Making Payments to a Foreign Person
Every United States person that makes payments of fixed, determinable, annual, or periodical (“FDAP”) income (such as dividends, interest, royalties, and certain payments for personal services) to a foreign payee (including non-resident aliens, foreign partnerships, foreign corporations, and non-resident aliens or foreign fiduciaries of estates or trusts) is required to withhold US income taxes. The US payor (withholding agent) is responsible to withhold tax at the time the payment is made, deposit tax, and file timely reports. This article addresses the documents required from the foreign payee, the timing of withholding tax remittance to the IRS, and the reporting of the 1042 series after year-end.
Withholding on FDAP income is generally a statutory rate of 30%; however, if the payee is a resident of a country that has a tax treaty with the United States, the rate may be reduced. Payors should procure a form W-8BEN (individuals) or W-BEN-E (entities) from the payee to certify the payee is a resident of a country and is claiming a reduced treaty rate. The forms are also used to certify the payee’s status of Foreign Account Tax Compliance Act (“FATCA”). Without proper documentation from the payee, the US payor must withhold tax at 30%. The US payor is responsible for submitting the correct amount of tax to the IRS.

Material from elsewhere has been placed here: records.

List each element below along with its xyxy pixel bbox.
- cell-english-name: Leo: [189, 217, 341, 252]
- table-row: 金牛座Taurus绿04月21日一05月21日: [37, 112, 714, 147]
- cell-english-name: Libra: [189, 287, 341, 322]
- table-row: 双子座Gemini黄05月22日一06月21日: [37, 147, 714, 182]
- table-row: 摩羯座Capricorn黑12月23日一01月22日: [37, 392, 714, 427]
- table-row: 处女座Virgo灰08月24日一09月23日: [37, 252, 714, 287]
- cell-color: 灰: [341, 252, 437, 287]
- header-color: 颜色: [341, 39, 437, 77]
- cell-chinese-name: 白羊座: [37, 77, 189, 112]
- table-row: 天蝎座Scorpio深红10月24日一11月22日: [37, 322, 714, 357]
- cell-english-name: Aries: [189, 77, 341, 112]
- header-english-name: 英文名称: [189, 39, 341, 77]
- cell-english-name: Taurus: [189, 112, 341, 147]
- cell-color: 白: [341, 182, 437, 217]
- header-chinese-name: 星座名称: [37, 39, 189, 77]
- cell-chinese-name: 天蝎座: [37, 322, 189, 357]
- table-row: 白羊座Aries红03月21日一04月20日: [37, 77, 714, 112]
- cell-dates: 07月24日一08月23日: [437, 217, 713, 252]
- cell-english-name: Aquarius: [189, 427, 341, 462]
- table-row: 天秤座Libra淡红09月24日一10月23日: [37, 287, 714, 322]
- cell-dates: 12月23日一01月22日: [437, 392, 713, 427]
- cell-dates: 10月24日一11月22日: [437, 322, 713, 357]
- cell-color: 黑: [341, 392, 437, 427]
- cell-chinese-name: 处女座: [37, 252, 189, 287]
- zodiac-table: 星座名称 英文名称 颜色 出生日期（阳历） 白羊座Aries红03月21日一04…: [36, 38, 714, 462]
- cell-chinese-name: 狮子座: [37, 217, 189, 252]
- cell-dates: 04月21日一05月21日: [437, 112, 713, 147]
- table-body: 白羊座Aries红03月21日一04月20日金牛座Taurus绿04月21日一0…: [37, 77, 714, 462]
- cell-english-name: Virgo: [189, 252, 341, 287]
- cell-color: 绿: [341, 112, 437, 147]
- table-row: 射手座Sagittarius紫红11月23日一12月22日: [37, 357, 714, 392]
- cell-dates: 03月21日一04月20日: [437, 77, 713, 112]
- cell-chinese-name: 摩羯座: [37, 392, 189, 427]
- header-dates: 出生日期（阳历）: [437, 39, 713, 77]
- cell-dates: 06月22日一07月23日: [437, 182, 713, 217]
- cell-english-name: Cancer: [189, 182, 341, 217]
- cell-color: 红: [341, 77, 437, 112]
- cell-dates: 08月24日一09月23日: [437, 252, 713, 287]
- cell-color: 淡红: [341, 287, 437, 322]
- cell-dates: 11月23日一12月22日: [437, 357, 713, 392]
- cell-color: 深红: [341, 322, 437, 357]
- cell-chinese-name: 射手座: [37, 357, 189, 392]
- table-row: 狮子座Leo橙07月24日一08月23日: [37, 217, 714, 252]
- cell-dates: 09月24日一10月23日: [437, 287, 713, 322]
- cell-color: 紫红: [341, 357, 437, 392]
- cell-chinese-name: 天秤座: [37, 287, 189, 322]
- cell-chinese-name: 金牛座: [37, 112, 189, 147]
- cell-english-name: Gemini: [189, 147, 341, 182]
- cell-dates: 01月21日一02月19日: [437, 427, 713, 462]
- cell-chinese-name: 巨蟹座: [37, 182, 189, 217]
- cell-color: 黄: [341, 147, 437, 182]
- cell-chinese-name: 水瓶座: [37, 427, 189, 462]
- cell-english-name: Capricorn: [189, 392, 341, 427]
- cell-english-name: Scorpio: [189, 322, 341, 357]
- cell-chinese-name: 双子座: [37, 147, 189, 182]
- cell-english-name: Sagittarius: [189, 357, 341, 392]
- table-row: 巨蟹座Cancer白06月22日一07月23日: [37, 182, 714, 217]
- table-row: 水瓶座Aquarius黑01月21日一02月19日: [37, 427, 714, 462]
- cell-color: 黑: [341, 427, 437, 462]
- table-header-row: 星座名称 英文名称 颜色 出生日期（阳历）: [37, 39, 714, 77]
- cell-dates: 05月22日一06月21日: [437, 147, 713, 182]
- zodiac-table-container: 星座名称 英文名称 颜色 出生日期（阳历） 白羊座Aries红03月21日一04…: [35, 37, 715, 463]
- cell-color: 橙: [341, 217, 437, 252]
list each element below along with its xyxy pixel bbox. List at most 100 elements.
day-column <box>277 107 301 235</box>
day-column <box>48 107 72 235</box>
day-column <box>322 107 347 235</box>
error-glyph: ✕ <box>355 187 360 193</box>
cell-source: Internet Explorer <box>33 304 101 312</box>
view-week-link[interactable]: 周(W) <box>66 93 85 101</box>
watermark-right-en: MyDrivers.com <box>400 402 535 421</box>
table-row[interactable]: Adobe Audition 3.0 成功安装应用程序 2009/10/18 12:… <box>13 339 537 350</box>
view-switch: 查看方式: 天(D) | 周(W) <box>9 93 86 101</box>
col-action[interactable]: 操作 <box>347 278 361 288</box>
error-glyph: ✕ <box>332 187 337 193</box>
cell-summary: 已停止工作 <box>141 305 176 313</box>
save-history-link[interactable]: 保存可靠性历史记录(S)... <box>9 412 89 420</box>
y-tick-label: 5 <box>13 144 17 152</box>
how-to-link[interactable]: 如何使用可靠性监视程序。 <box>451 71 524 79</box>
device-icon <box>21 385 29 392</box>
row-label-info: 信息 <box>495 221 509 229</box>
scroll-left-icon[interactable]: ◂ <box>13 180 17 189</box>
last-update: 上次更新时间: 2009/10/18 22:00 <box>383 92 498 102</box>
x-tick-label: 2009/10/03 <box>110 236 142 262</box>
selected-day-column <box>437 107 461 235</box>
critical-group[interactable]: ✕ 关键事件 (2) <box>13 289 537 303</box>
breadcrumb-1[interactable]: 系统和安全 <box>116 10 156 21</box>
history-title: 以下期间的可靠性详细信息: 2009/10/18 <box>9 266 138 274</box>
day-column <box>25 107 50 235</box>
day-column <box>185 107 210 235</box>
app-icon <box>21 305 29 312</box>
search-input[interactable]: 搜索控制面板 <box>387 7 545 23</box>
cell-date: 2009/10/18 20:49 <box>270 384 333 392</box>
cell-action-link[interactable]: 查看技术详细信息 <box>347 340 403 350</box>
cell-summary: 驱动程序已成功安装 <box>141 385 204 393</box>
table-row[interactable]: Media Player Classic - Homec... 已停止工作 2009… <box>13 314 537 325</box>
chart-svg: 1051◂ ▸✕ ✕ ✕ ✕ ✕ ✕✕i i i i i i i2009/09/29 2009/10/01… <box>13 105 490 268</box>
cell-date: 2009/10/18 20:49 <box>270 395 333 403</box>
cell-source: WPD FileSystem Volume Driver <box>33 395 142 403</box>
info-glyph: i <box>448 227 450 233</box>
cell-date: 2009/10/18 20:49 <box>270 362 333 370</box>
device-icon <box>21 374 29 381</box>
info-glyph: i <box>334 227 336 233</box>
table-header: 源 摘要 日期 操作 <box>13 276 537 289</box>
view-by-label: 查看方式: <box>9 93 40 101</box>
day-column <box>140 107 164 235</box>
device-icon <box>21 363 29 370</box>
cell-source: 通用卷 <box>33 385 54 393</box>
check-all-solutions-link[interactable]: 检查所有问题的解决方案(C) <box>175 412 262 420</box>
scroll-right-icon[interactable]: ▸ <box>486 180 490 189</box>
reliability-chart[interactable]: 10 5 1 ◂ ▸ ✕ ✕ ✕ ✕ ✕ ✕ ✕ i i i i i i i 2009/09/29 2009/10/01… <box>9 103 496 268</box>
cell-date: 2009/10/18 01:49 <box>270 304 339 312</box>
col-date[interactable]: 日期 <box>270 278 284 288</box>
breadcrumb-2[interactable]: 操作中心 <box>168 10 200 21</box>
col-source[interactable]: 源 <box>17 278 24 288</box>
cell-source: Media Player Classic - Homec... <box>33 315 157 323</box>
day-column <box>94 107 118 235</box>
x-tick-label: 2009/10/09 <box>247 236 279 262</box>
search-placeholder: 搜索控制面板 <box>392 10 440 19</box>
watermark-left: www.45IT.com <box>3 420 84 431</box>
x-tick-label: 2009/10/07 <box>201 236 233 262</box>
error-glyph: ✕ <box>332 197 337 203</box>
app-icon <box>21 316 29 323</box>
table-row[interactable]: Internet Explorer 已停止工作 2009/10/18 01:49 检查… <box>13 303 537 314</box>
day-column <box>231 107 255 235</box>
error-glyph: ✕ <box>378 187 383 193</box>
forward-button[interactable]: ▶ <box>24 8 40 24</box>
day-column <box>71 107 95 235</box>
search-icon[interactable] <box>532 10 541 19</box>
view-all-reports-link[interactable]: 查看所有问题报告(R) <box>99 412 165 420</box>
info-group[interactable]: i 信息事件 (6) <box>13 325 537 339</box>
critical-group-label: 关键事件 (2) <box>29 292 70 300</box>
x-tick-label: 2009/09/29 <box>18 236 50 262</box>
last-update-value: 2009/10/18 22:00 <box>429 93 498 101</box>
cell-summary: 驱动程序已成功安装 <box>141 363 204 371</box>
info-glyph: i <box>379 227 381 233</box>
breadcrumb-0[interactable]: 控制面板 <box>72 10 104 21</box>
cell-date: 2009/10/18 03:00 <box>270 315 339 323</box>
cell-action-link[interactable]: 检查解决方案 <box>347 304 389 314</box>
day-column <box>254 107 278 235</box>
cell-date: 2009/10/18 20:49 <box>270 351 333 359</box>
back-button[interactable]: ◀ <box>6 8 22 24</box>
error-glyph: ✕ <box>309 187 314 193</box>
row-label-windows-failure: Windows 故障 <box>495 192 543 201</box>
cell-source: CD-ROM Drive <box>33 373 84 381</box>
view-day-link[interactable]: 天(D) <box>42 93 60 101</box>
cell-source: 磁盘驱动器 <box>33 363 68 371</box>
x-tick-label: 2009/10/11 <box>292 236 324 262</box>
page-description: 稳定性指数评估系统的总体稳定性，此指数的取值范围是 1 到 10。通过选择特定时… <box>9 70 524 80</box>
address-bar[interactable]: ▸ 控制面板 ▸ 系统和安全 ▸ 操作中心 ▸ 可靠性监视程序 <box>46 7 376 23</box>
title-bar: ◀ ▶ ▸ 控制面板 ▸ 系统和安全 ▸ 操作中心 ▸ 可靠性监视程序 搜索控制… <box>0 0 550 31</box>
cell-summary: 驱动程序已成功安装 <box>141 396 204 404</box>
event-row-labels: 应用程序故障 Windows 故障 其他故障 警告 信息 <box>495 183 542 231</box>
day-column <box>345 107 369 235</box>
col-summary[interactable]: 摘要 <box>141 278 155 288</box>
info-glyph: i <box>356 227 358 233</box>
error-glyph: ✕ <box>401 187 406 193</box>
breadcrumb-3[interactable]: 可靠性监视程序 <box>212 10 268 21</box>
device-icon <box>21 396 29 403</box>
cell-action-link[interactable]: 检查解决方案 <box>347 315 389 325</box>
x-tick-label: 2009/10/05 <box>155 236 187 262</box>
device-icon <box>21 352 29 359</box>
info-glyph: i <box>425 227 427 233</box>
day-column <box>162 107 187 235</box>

In general, Form W-8BEN-E will remain valid until the last day of the third calendar year following the year in which the form is signed. For example, Form W-8BEN-E signed on June 30, 2015, remains valid through December 31, 2018. It’s important for a withholding agent develop a process to track the expiration date and make sure a new form is obtained within 30 days after the old one expires.
If US persons remit payments to a foreign person for services performed outside the US, it is recommended they indicate the services are performed outside the US in the contract; otherwise the services would be presumed to be performed in the US, and might be subject to withholding tax.
Withholding Tax Remittance
Taxes withheld must be remitted to the IRS via
electronic funds transfer (“EFTPS”) on a timely basis. The frequency of tax remittance depends upon the amount of withholding tax. Specific guidelines are provided below:
- Annual deposits (due on March 15 of the following calendar year) – when the aggregate amount of withholding tax is less than $200.
- Monthly deposits (due within 15 days after the close of such month) – when the withholding tax is greater than $200 but less than $2000.
- Quarter-monthly deposits (due within 3 banking days after the close of such quarter-monthly period, i.e., 7th, 15th, 22nd and last day of the month) – when the withholding tax is greater than $2000.
Payors of FDAP payments to foreign payees are required to prepare Form 1042-S and Form 1042-T, and provide the information to each payee and the Internal Revenue Service no later than March 15 of the year following the payment. In addition, the payor must complete Form 1042, which is a reconciliation of the withholding taxes due and paid for the year. Form 1042 is also due no later than March 15. These forms are required even if no tax is required to be withheld under a treaty.
It is important to note that a traditional income tax extension does not extend the time to file the Forms 1042-S and 1042-T. A 30-day extension for the filing of these forms will be automatically granted if Form 8809 is filed. A separate 30-day extension request letter for recipient copy of the Form 1042-S must be sent to the IRS center. An automatic six-month extension for filing the Form 1042 can be requested by filing Form 7004.